More precisely, Let $C\to T$ be a family of cyclic covers of $\mathbb{P}^{1}_{\mathbb{C}}$. Here $T$ can be takec to be the big diagonal in $(\mathbb{A}^{1})^N$, i.e., $T=\{(t_1,\cdots, t_N)|t_i\neq t_j \text{ for } i\neq j \}$.

Take a $t\in T(k)$, We want to show the following:

Consider the equivariant Kodaira-Spencer map $\rho^G: T_t\to H^1(C,\Theta_{C/T})^G$ (where $G=\mu_m$ is the cyclic group of the covering). Show that $\rho^G$ is surjective, in other words show that the equivariant deformation is complete in the sense that if $C_t$ is a fiber of $C\to T$, then we must show that a G-equivariant deformation $D$ of $C_t$ comes actually from the family $C\to T$ by pull-back.
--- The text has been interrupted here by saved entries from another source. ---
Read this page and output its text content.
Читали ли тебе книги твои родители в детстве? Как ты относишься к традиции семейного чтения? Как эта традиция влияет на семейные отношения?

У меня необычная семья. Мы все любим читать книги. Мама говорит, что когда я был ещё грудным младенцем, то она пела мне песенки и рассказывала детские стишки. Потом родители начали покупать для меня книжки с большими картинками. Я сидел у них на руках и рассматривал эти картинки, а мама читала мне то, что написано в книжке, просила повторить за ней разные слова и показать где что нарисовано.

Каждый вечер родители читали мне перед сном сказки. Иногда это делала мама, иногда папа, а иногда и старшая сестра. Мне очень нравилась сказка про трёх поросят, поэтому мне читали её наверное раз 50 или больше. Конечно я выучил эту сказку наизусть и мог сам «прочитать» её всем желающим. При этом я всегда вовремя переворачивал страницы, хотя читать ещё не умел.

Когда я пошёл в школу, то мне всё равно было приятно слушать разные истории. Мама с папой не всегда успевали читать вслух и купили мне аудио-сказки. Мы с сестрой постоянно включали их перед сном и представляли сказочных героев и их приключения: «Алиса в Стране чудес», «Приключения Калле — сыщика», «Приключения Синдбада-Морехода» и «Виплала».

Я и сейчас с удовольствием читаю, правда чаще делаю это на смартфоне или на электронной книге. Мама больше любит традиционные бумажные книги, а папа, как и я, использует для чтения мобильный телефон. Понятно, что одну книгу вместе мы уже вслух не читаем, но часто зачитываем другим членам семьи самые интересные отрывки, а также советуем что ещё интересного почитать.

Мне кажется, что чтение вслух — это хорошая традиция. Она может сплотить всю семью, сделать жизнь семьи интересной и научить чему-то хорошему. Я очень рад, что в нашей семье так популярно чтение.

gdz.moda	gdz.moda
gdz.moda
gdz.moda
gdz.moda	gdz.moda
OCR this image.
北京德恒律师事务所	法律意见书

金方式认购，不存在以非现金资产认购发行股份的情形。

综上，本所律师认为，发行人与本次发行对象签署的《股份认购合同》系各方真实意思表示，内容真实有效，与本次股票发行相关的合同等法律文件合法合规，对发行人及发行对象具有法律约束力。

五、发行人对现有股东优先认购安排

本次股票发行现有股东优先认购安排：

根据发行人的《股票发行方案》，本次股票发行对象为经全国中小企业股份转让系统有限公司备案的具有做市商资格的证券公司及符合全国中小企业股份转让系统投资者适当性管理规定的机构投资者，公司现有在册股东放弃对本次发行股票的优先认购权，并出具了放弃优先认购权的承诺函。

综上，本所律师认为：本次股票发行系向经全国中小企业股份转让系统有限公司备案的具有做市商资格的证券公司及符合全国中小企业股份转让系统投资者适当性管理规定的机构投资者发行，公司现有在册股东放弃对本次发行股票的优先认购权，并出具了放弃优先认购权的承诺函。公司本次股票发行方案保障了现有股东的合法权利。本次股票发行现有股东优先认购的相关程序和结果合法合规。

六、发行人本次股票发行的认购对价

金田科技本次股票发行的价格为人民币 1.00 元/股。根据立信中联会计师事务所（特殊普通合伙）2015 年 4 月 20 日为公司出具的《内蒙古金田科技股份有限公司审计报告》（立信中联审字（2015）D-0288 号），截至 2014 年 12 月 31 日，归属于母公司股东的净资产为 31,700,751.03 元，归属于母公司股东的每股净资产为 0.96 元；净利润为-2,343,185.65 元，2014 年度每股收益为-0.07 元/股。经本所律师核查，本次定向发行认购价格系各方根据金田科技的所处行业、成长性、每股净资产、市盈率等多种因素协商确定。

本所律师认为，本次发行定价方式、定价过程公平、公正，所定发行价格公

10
The author then says that this is obvious because $D/\mu_m\cong \mathbb{P}^{1}_{k[\epsilon]}$. I don't quite understand why this isomorphism alone proves the surjectivity.

My argument is as follows:

There is an isomorphism $Def(C_t,G)\cong Def(\mathbb{P}^{1},B)$ between G-equivariant deformations of $C_t$ and deformation of $\mathbb{P}^{1}$ with marked points in $B=$set of branch points of $C_t\to \mathbb{P}^{1}$. Now since $D/\mu_m\cong \mathbb{P}^{1}_{k[\epsilon]}$ and since $\mathbb{P}^{1}_{k[\epsilon]}$ is a deformation of $\mathbb{P}^{1}$ (considered with marked points in $B$) by the above isomorphism, it corresponds to a G-equivariant deformation of $G$.

Is this argument correct? If not can someone explain the the surjectivity of equivariant Kodaira-Spencer map?